El derecho de retorno”, como se ha explicado anteriormente, “es una decisión personal", así nos lo dice Abbas. "¿Y qué significa esto? Que ni la Autoridad Palestina, ni el estado, ni la OLP, ni Abu Mazen”- sí, él se está refiriendo a sí mismo - "ni ningún líder árabe... tienen derecho a privar a nadie del derecho de retorno".

Es suficiente, por lo tanto, que reconozcamos el principio del "derecho de retorno" para crear una situación en la que todos los “refugiados” de forma individual podrían elegir, de acuerdo con la Resolución 194 de la ONU (a la que Abbas ha jurado repetidamente lealtad), entre una indemnización y el “retorno”.

Y ¿quién no querría hacer uso de esa puerta de entrada, allí en los infiernos de Siria o del Líbano, o en la pobreza de Jordania, de ese acceso directo al primer mundo del "apartheid sionista"?

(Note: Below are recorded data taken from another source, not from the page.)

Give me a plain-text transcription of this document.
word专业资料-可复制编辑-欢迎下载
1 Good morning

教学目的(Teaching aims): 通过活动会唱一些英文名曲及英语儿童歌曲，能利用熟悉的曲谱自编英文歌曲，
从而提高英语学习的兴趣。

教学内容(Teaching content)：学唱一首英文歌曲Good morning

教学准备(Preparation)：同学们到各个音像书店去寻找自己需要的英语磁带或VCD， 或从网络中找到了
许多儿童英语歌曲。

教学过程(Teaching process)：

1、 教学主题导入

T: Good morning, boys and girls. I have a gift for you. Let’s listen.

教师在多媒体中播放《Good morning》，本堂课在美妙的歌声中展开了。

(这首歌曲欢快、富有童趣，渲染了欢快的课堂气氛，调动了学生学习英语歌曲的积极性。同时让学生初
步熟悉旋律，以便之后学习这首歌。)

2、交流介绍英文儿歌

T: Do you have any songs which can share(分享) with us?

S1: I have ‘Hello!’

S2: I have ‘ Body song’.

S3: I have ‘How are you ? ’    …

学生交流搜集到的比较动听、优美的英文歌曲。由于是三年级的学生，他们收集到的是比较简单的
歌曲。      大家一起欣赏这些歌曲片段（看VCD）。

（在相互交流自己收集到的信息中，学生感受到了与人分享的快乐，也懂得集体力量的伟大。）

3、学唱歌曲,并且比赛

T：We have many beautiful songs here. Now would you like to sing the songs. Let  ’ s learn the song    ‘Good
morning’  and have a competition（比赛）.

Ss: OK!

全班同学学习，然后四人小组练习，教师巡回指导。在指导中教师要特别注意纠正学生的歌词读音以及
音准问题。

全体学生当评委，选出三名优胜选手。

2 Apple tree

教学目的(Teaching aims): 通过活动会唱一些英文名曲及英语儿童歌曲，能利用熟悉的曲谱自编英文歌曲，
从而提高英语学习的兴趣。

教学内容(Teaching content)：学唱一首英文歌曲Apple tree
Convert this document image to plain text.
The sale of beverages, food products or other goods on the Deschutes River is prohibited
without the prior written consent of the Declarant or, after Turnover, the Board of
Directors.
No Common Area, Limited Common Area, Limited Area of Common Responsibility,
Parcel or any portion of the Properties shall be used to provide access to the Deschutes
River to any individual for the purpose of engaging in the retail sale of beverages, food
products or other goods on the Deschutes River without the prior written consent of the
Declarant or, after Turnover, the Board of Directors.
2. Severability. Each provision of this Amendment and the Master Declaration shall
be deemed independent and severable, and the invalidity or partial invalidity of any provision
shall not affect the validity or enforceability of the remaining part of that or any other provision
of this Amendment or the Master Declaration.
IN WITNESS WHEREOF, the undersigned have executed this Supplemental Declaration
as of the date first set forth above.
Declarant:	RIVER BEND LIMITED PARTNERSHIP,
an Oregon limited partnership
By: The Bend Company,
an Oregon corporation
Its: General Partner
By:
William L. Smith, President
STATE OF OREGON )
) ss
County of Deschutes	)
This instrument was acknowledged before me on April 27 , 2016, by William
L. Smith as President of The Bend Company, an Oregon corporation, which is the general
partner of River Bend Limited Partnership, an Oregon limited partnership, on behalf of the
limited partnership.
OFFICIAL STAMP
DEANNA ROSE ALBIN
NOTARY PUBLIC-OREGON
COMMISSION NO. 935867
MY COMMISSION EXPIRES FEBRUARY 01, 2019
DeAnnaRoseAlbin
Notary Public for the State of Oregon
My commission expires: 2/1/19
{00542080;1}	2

Si, efectivamente, debemos empezar a escuchar a Abbas de manera metódica y en todo tiempo, para que podamos descubrir que él no está preparando a los suyos para un compromiso. Por el contrario, les está proporcionando incentivos económicos para el terror, como los salarios y beneficios otorgados a las familias de los terroristas, las alabanzas a los “mártires” y las escuelas y parques con sus nombres, difundiendo un virulento antisemitismo en el sistema escolar y en su prensa.

Por lo tanto, si continuamos dedicándonos a realizar brindis al sol seleccionando y eligiendo cuidadosamente las palabras de Abbas y de otros líderes palestinos, ocultando lo que no queremos oír, es mejor que observemos la realidad directamente: cualquier persona que se esfuerce por acabar con la ocupación, y que quiera una alternativa realista al gobierno de Netanyahu, no podrá ofrecer la paz si continua evitando las palabras de Abbas. La gran mayoría de los votantes no va a comprar que ignore dichas palabras. Y con razón.

La alternativa realista a la opción de Netanyahu es gestionar el conflicto hacia un horizonte de separación, en lugar de una expansión progresiva de la empresa de los asentamientos que ofrece la derecha. Estas son las dos alternativas, y tenemos que elegir el menor de estos dos males.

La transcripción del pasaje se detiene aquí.